Two wrongs never do make a right and the lesser of two evils is still evil.  If you’re someone who’s decided that despite his multitude of flaws, you’re still willing to vote for Trump in an effort to prevent Hillary Clinton from winning, I accept that, even while I won’t be joining you in that endeavor.  What I don’t accept is any attempt to excuse and normalize his comments or the behavior they describe.  They are NOT OKAY. And I don’t want my daughter, or yours, or anyone’s son to come to the conclusion that they are because we ultimately elect (or vote for) a man who thinks they are.  

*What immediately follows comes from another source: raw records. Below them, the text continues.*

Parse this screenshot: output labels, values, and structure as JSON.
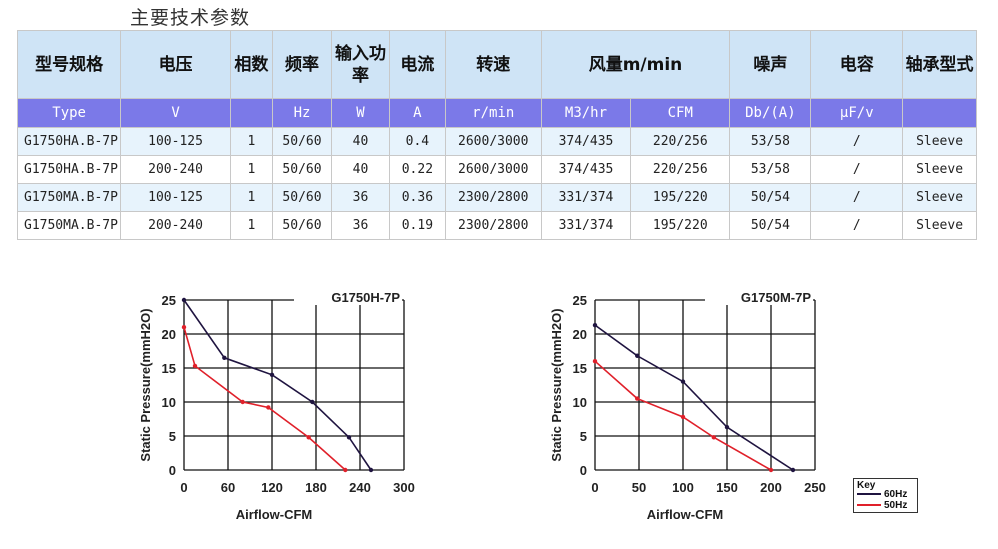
{
  "page_title": "主要技术参数",
  "table": {
    "headers": [
      "型号规格",
      "电压",
      "相数",
      "频率",
      "输入功率",
      "电流",
      "转速",
      "风量m/min",
      "",
      "噪声",
      "电容",
      "轴承型式"
    ],
    "units": [
      "Type",
      "V",
      "",
      "Hz",
      "W",
      "A",
      "r/min",
      "M3/hr",
      "CFM",
      "Db/(A)",
      "μF/v",
      ""
    ],
    "rows": [
      [
        "G1750HA.B-7P",
        "100-125",
        "1",
        "50/60",
        "40",
        "0.4",
        "2600/3000",
        "374/435",
        "220/256",
        "53/58",
        "/",
        "Sleeve"
      ],
      [
        "G1750HA.B-7P",
        "200-240",
        "1",
        "50/60",
        "40",
        "0.22",
        "2600/3000",
        "374/435",
        "220/256",
        "53/58",
        "/",
        "Sleeve"
      ],
      [
        "G1750MA.B-7P",
        "100-125",
        "1",
        "50/60",
        "36",
        "0.36",
        "2300/2800",
        "331/374",
        "195/220",
        "50/54",
        "/",
        "Sleeve"
      ],
      [
        "G1750MA.B-7P",
        "200-240",
        "1",
        "50/60",
        "36",
        "0.19",
        "2300/2800",
        "331/374",
        "195/220",
        "50/54",
        "/",
        "Sleeve"
      ]
    ]
  },
  "legend": {
    "title": "Key",
    "items": [
      {
        "label": "60Hz",
        "color": "#1f1440"
      },
      {
        "label": "50Hz",
        "color": "#e0202a"
      }
    ]
  },
  "chart_data": [
    {
      "type": "line",
      "title": "G1750H-7P",
      "xlabel": "Airflow-CFM",
      "ylabel": "Static Pressure(mmH2O)",
      "xlim": [
        0,
        300
      ],
      "ylim": [
        0,
        25
      ],
      "xticks": [
        "0",
        "60",
        "120",
        "180",
        "240",
        "300"
      ],
      "yticks": [
        "0",
        "5",
        "10",
        "15",
        "20",
        "25"
      ],
      "grid": true,
      "series": [
        {
          "name": "60Hz",
          "color": "#1f1440",
          "points": [
            [
              0,
              25
            ],
            [
              55,
              16.5
            ],
            [
              120,
              14
            ],
            [
              175,
              10
            ],
            [
              225,
              4.8
            ],
            [
              255,
              0
            ]
          ]
        },
        {
          "name": "50Hz",
          "color": "#e0202a",
          "points": [
            [
              0,
              21
            ],
            [
              15,
              15.3
            ],
            [
              80,
              10
            ],
            [
              115,
              9.2
            ],
            [
              170,
              4.8
            ],
            [
              220,
              0
            ]
          ]
        }
      ]
    },
    {
      "type": "line",
      "title": "G1750M-7P",
      "xlabel": "Airflow-CFM",
      "ylabel": "Static Pressure(mmH2O)",
      "xlim": [
        0,
        250
      ],
      "ylim": [
        0,
        25
      ],
      "xticks": [
        "0",
        "50",
        "100",
        "150",
        "200",
        "250"
      ],
      "yticks": [
        "0",
        "5",
        "10",
        "15",
        "20",
        "25"
      ],
      "grid": true,
      "series": [
        {
          "name": "60Hz",
          "color": "#1f1440",
          "points": [
            [
              0,
              21.3
            ],
            [
              48,
              16.8
            ],
            [
              100,
              13
            ],
            [
              150,
              6.3
            ],
            [
              225,
              0
            ]
          ]
        },
        {
          "name": "50Hz",
          "color": "#e0202a",
          "points": [
            [
              0,
              16
            ],
            [
              48,
              10.5
            ],
            [
              100,
              7.8
            ],
            [
              135,
              4.8
            ],
            [
              200,
              0
            ]
          ]
        }
      ]
    }
  ]
}
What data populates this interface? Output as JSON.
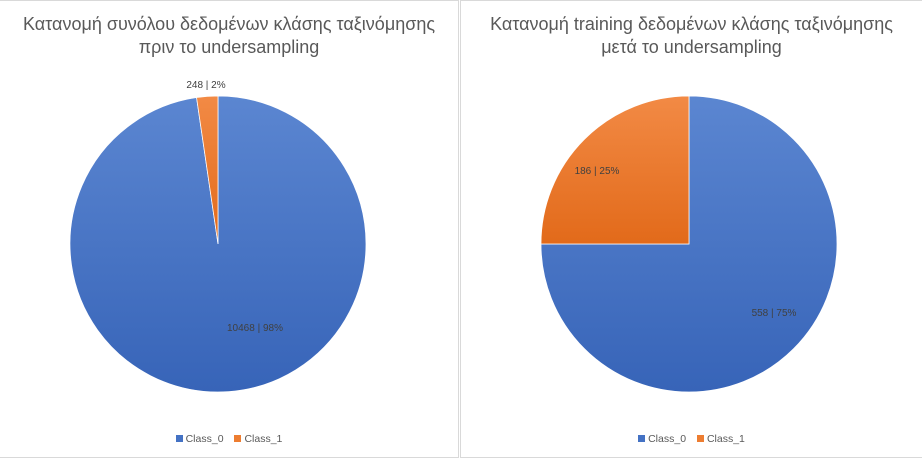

Now, back to Weinstein. Just as “the message we send” matters when we react to bad behavior by a candidate or officeholder, it matters when we react to bad behavior by a movie mogul or actor or rock star. Or fail to react, as so many in Hollywood who had to know what was going on, seemed all too willing to do. Because it was easier to look the other way and excuse it. As long as they were benefiting from Weinstein’s favor, it was the expedient thing to do.


Something to bear in mind the next someone sashays up to the mic at an awards show and makes grandiose pronouncements about the character of our leaders and reminds us of just how brave and bold they are for speaking out.